If you're counting its calories and high fat content, peanut butter may not sound like a viable candidate for helping you lose weight. Take a further look at what peanut butter has to offer, however, and you may reconsider adding it to your daily diet --- in your morning smoothie or as a spread on sliced apples, for example. Along with its abundance of plant protein, healthy fats, vitamins and minerals, peanut butter fills you up so you're less hungry.
Calories and Fat Content
Two tbsp. of peanut butter contains 190 calories and 16 g of fat, according to the Peanut Institute. While this sounds high, it doesn't preclude peanut butter as a healthy diet food. Dr. Walter C. Willett, professor of epidemiology and nutrition at Harvard School of Public Health, considers the whole package of nutrients and gives peanut butter a thumbs-up, equating the fat content with that of olive oil.

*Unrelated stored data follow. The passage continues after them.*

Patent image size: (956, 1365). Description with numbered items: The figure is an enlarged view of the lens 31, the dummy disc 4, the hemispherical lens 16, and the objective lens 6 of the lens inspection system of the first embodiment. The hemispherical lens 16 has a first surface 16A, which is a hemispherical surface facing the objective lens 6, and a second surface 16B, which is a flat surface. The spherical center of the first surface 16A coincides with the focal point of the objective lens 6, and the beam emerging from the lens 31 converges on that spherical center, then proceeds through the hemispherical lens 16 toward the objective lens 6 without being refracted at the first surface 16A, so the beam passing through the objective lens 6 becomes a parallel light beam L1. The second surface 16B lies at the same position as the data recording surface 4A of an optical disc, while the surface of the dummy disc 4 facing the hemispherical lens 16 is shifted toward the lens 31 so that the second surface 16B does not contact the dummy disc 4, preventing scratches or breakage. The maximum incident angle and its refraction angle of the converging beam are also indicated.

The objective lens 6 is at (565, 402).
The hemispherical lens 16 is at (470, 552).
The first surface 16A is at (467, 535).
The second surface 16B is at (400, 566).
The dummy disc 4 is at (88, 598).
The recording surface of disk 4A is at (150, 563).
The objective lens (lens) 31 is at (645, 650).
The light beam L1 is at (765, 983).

He notes the numerous studies showing that regular peanut-butter eaters are less likely to develop heart disease or type 2 diabetes than those who avoid nuts.
Hunger Control
Peanut butter contains plant protein, high fiber, healthy carbohydrates and mostly monounsaturated and polyunsaturated fats. These factors all contribute to a feeling of satiety, so you're less likely to be hungry again soon after eating, according to a study conducted at Purdue University. The study found that those who ate peanut snacks didn't eat again for 2 1/2 hours, as opposed to 1/2 hour for those who ate high-carbohydrate rice cakes.
Blood Sugar Levels
Peanut butter has a glycemic index of 14 out of a possible 100. This low number indicates more stable levels of blood sugar. Pretzels, for example, with a glycemic index of 83, would raise and lower blood sugar more vastly, which would affect your energy levels and overall health as well as your feelings of hunger.
Nutritional Value
Peanut butter contains folate, copper, manganese, niacin, pantothenic acid, magnesium, phosphorous, potassium, zinc, thiamine and the antioxidant vitamin E. It evens contains resveratrol, the phytochemical in red wine. This nutrient-rich content helps ensure that you get a healthy amount of vitamins and minerals.
Peanut Butter Diet
In "The Peanut Butter Diet," author Holly McCord describes how you can lose 1/2 lb. per week by eating peanut butter. The diet calls for reduced calorie intake, portion control, aerobic exercise and a daily serving of between 4 and 6 tbsp. of peanut butter. A positive review by the Diet Channel points out its slow weight loss, low calories and emphasis on what is undoubtedly a popular comfort food.